Второй эшелон. След войны - Иван Петров
Шрифт:
Интервал:
Закладка:
Молодой солдат на ступеньках становления в войне стремится подражать командиру во всем, до мельчайших подробностей. Но в этом подражании ограничивается зачастую внешними признаками, не проникая в потаенный духовный мир кумира, что нередко задерживает собственное возмужание солдата. Это тоже, конечно, одна из издержек фронтового быта.
Подойдешь к курсанту, а он тщетно пытается закрутить в лихой ус светлый пушок над верхней губой.
— Как фамилия вашего ротного на фронте?
— Румянцев был, товарищ полковник.
— Это тот, усатый?
— Он самый, старший лейтенант Румянцев, — с гордостью восклицает паренек. — Вы, товарищ полковник, его тоже знали?
— Не так чтоб очень, но, кажется, встречал.
Новые трудности в обучении и воспитании курсантов не были тайной, и командиры подразделений, и преподаватели учебного отдела по вечерам беседовали, обменивались впечатлениями о проведенных в течение дня занятиях, обсуждали отношение к учебе курсантов, особенно с фронтовым опытом. Именовали эти вечера беседами по методике. Назвать их хотя бы начальными поисками в области военной психологии Быстров не решался, и кто бы такое плаванье в потемках одобрил? Методика обучения — да, это забота учебного отдела, пускай ищут!
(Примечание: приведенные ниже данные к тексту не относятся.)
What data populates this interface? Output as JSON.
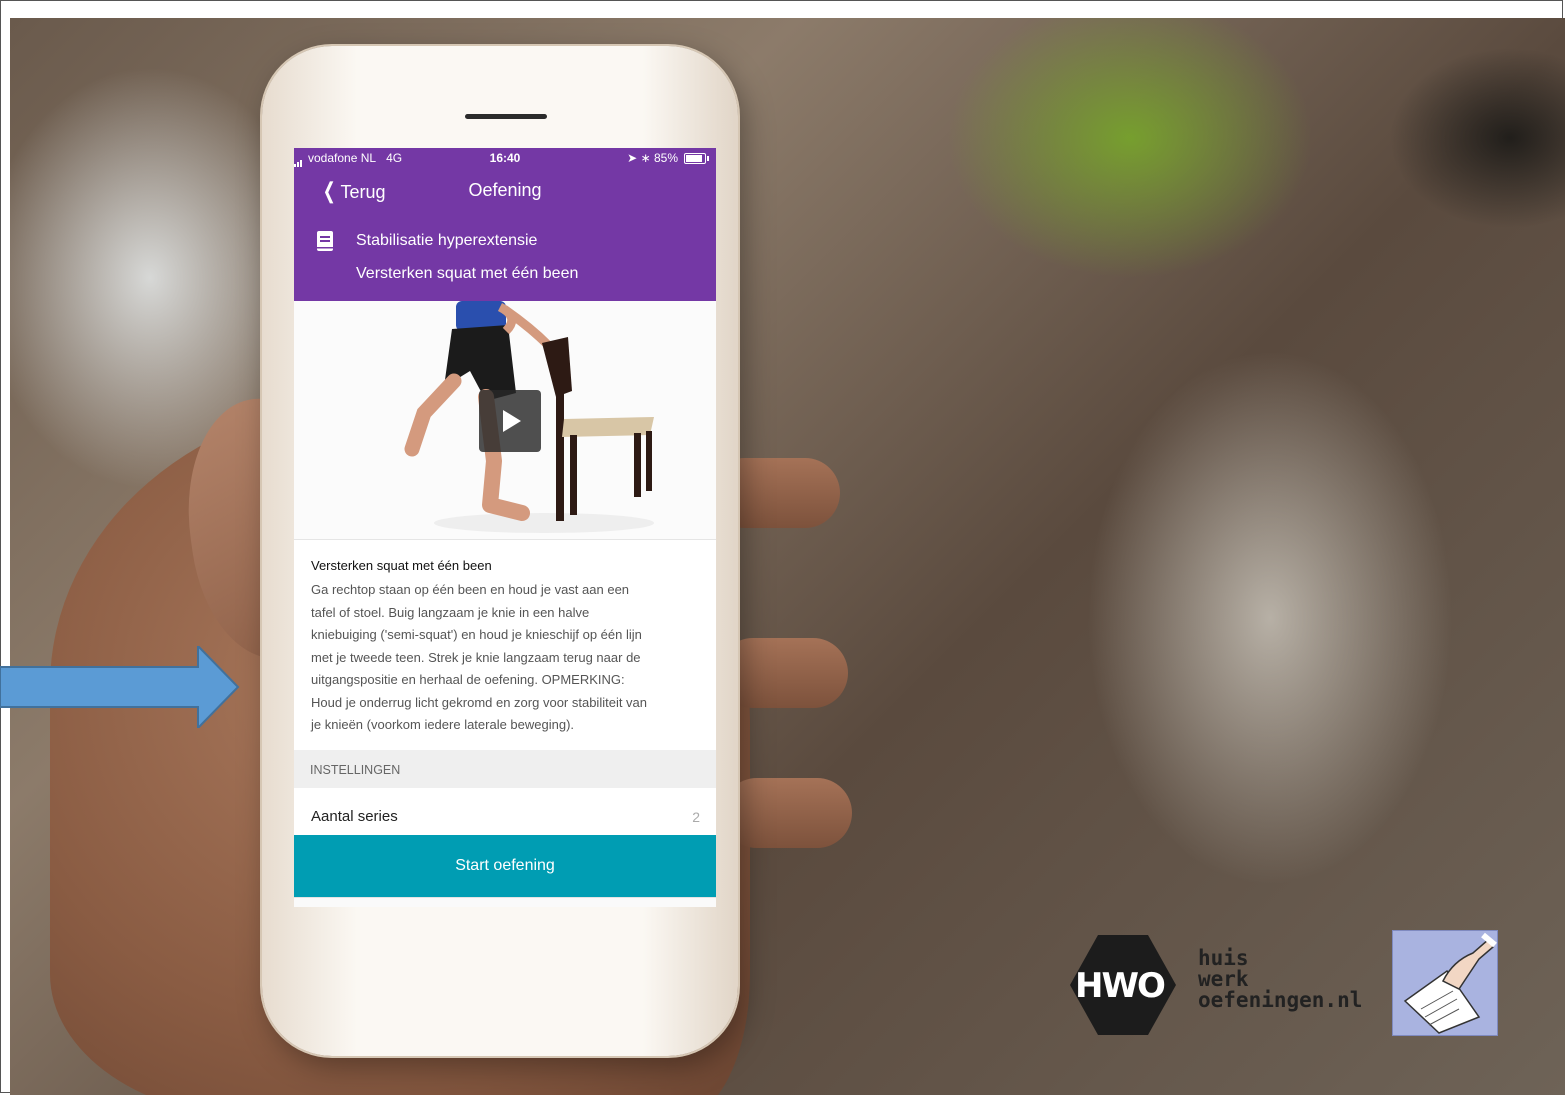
{
  "status_bar": {
    "carrier": "vodafone NL",
    "network": "4G",
    "time": "16:40",
    "battery": "85%"
  },
  "nav": {
    "back_label": "Terug",
    "title": "Oefening"
  },
  "program": {
    "name": "Stabilisatie hyperextensie",
    "exercise": "Versterken squat met één been"
  },
  "description": {
    "title": "Versterken squat met één been",
    "lines": [
      "Ga rechtop staan op één been en houd je vast aan een",
      "tafel of stoel. Buig langzaam je knie in een halve",
      "kniebuiging ('semi-squat') en houd je knieschijf op één lijn",
      "met je tweede teen. Strek je knie langzaam terug naar de",
      "uitgangspositie en herhaal de oefening. OPMERKING:",
      "Houd je onderrug licht gekromd en zorg voor stabiliteit van",
      "je knieën (voorkom iedere laterale beweging)."
    ]
  },
  "settings": {
    "header": "INSTELLINGEN",
    "row_label": "Aantal series",
    "row_value": "2"
  },
  "start_button": "Start oefening",
  "branding": {
    "hwo": "HWO",
    "site_lines": [
      "huis",
      "werk",
      "oefeningen.nl"
    ]
  },
  "colors": {
    "header": "#7438a5",
    "button": "#009db3",
    "arrow": "#5b9bd5"
  }
}
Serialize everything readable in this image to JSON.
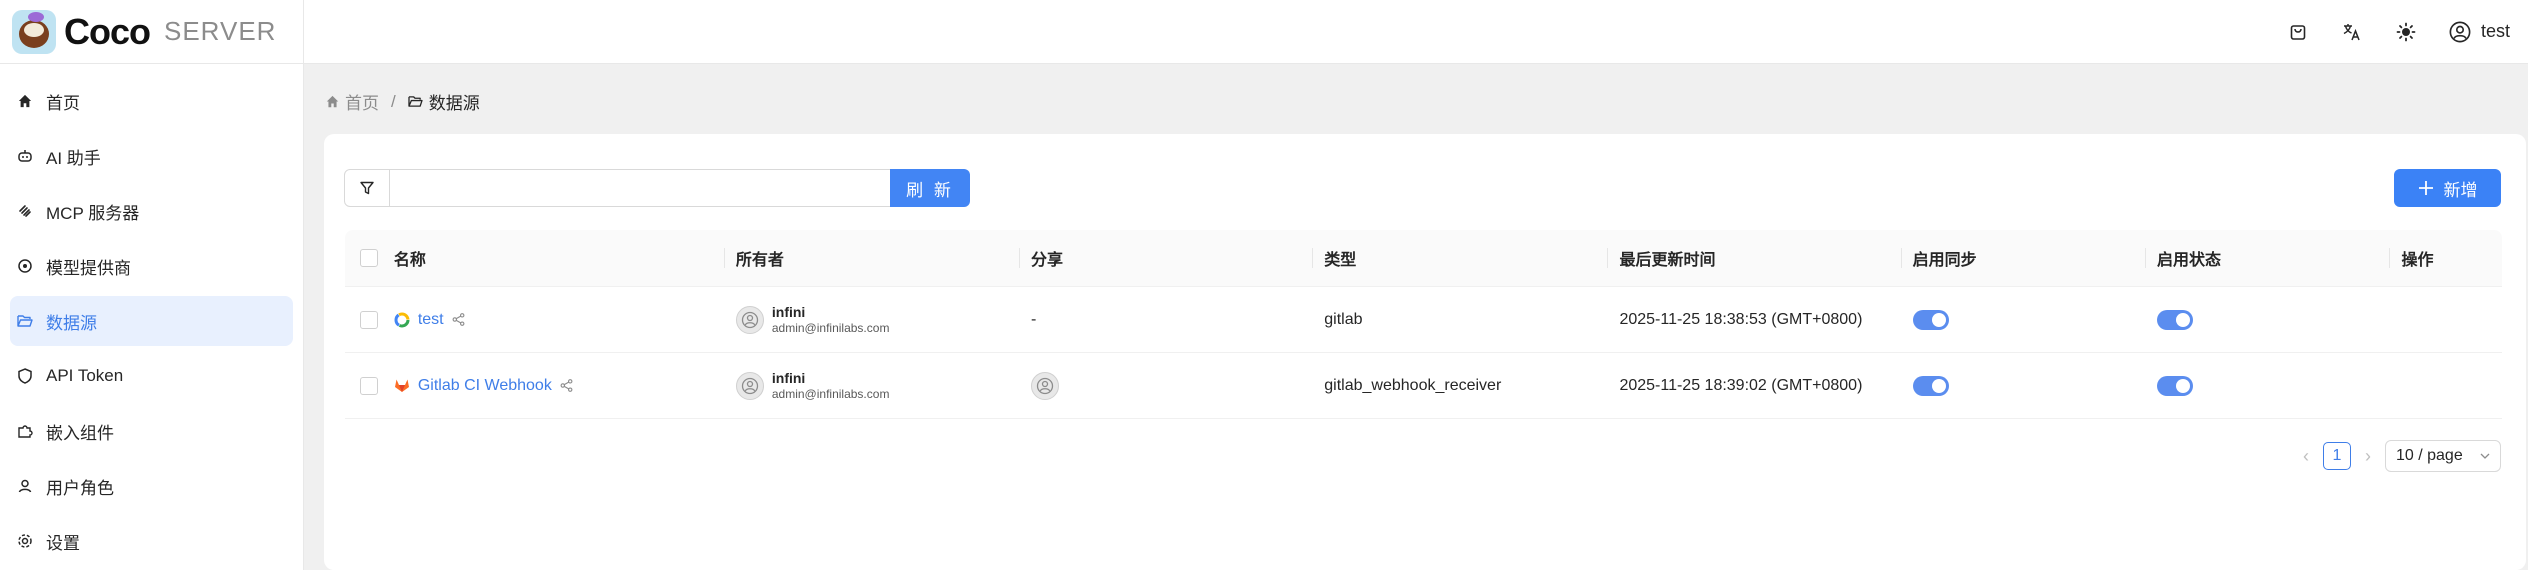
{
  "app": {
    "logo_text": "Coco",
    "logo_sub": "SERVER"
  },
  "sidebar": {
    "items": [
      {
        "label": "首页",
        "icon": "home-icon"
      },
      {
        "label": "AI 助手",
        "icon": "robot-icon"
      },
      {
        "label": "MCP 服务器",
        "icon": "mcp-icon"
      },
      {
        "label": "模型提供商",
        "icon": "model-icon"
      },
      {
        "label": "数据源",
        "icon": "folder-open-icon",
        "active": true
      },
      {
        "label": "API Token",
        "icon": "shield-icon"
      },
      {
        "label": "嵌入组件",
        "icon": "puzzle-icon"
      },
      {
        "label": "用户角色",
        "icon": "user-icon"
      },
      {
        "label": "设置",
        "icon": "gear-icon"
      }
    ]
  },
  "topbar": {
    "username": "test"
  },
  "breadcrumb": {
    "home": "首页",
    "separator": "/",
    "current": "数据源"
  },
  "toolbar": {
    "search_value": "",
    "refresh_label": "刷 新",
    "add_label": "新增"
  },
  "table": {
    "columns": [
      "名称",
      "所有者",
      "分享",
      "类型",
      "最后更新时间",
      "启用同步",
      "启用状态",
      "操作"
    ],
    "rows": [
      {
        "name": "test",
        "icon": "google-drive-icon",
        "owner_name": "infini",
        "owner_email": "admin@infinilabs.com",
        "share": "-",
        "type": "gitlab",
        "updated": "2025-11-25 18:38:53 (GMT+0800)",
        "sync_enabled": true,
        "status_enabled": true
      },
      {
        "name": "Gitlab CI Webhook",
        "icon": "gitlab-icon",
        "owner_name": "infini",
        "owner_email": "admin@infinilabs.com",
        "share": "avatar",
        "type": "gitlab_webhook_receiver",
        "updated": "2025-11-25 18:39:02 (GMT+0800)",
        "sync_enabled": true,
        "status_enabled": true
      }
    ]
  },
  "pagination": {
    "current_page": "1",
    "page_size": "10 / page"
  },
  "colors": {
    "accent": "#3f7ee8",
    "button": "#4285f4",
    "active_bg": "#e8f0fe"
  }
}
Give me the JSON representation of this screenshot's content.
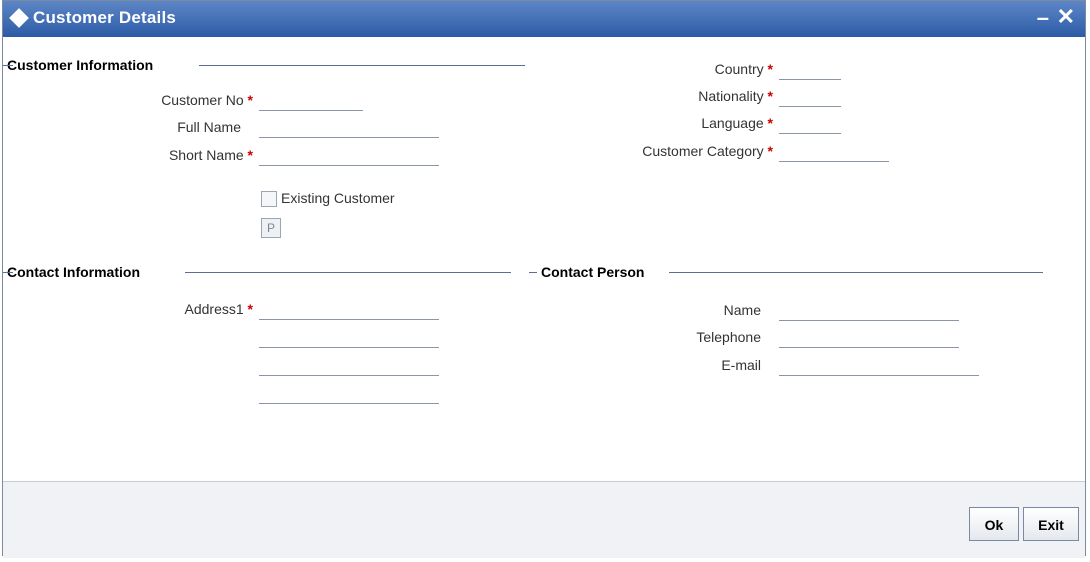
{
  "window": {
    "title": "Customer Details"
  },
  "sections": {
    "customer_information": "Customer Information",
    "contact_information": "Contact Information",
    "contact_person": "Contact Person"
  },
  "fields": {
    "customer_no": {
      "label": "Customer No",
      "value": ""
    },
    "full_name": {
      "label": "Full Name",
      "value": ""
    },
    "short_name": {
      "label": "Short Name",
      "value": ""
    },
    "country": {
      "label": "Country",
      "value": ""
    },
    "nationality": {
      "label": "Nationality",
      "value": ""
    },
    "language": {
      "label": "Language",
      "value": ""
    },
    "customer_category": {
      "label": "Customer Category",
      "value": ""
    },
    "address1": {
      "label": "Address1",
      "value": ""
    },
    "address2": {
      "value": ""
    },
    "address3": {
      "value": ""
    },
    "address4": {
      "value": ""
    },
    "contact_name": {
      "label": "Name",
      "value": ""
    },
    "telephone": {
      "label": "Telephone",
      "value": ""
    },
    "email": {
      "label": "E-mail",
      "value": ""
    }
  },
  "required_marker": "*",
  "existing_customer": {
    "label": "Existing Customer",
    "checked": false
  },
  "p_button": "P",
  "buttons": {
    "ok": "Ok",
    "exit": "Exit"
  },
  "colors": {
    "titlebar": "#2c5ba6",
    "required": "#cc0000"
  }
}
Если в ходе собеседования обнаруживалось что-то стоящее, нужное в дальнейшем, такие даже небольшие находки протоколировались, например:
«В обучении курсантов необходимо еще более терпеливо и настойчиво добиваться превращения в сознании каждого курсанта жестких уставных норм и строгого училищного порядка в элементы внутреннего управления и сдерживания, и в этом большую роль, чем прежде, должны играть преподаватели учебного отдела».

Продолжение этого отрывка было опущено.